The great news of this week was the arrival of the Covid vaccine. Praise God! This news was I’m sure akin to hearing the end of WWII was near. I heard a military general say this week, it was D-Day for Covid. He continued with the explanation D-Day did not mean the end of WWII, it meant the beginning of the end. We can only pray the same is true for the pandemic.
This led me to think about a news story I recently watched about COVID in South Dakota. This was of interest to me as that is where I was born and raised. In it they interviewed as 88-year-old-man lying in a hospital bed, his face partially obscured by tubes and wires. The camera went in for a close-up, highlighting wet streaks running down the deep creases of his creeks, his mouth open as he struggled to breathe. My heart ached for this man’s suffering.
When he spoke, his voice was weak, his words nearly inaudible: “It’s been a good life.
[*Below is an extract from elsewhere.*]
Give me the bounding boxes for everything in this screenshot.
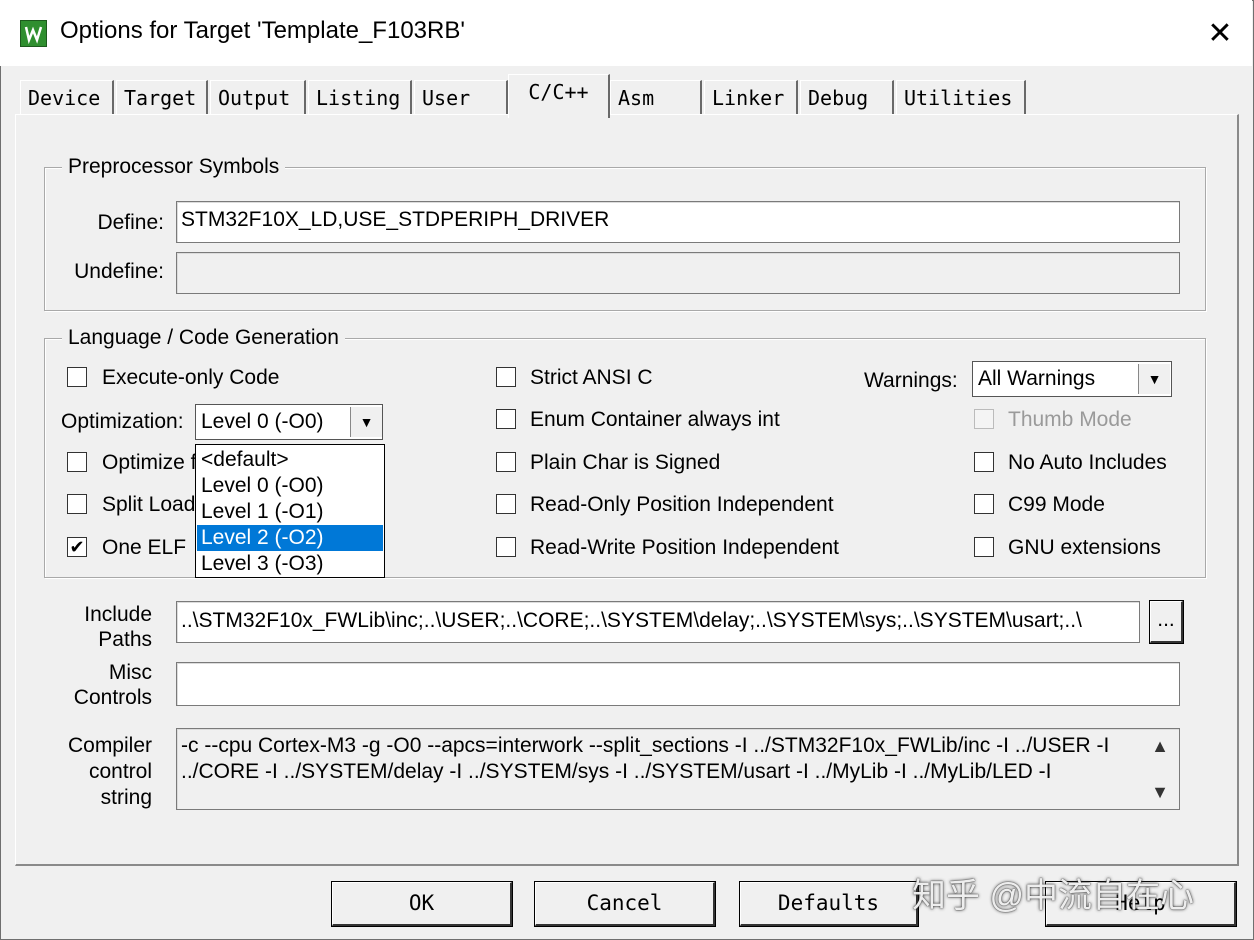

These tears in my eyes are happy tears.”
Laying in a hospital bed, laboring to bring breath into his chest, he was gazing back over a long life well-lived and he was thankful. “My father told me, you know, everyone’s got troubles, you’ve got to help if you can, and I’ve done that all my life.”
The camera cut to a shot of the nurse’s gloved hand holding his bent and gnarled one. “And now they’re taking good care of you?” the journalist asked who was interviewing him.
“They are, they are, thank God,” the man whispered in reply.
In my seventh decade in life, I know what I could not as a child: prayer does not guarantee protection from grief and tragedy. Instead, prayer offers us wellsprings of grace to endure the inevitable hardships of life. Today, as I breathe in and I breathe out, it is a prayer. I am reminded of the man weeping tears of joy even in the midst of great suffering, the answer to his prayers, the discovery that in his prayers, the discovery that in his hour of greatest need he found himself surrounded by love. It seemed this might have been his D-Day, the beginning of the end of his life. I have no way of knowing whether he passed from this earth of whether he may still be alive and receive the long-awaited vaccine. Whatever the outcome, he was ready to pass to his Heavenly home and was content. I hope we can all feel God’s love the way this grateful, yet suffering man did and rejoice in this knowledge God loves us unconditionally and is waiting for us with open arms, whenever our D-Day comes.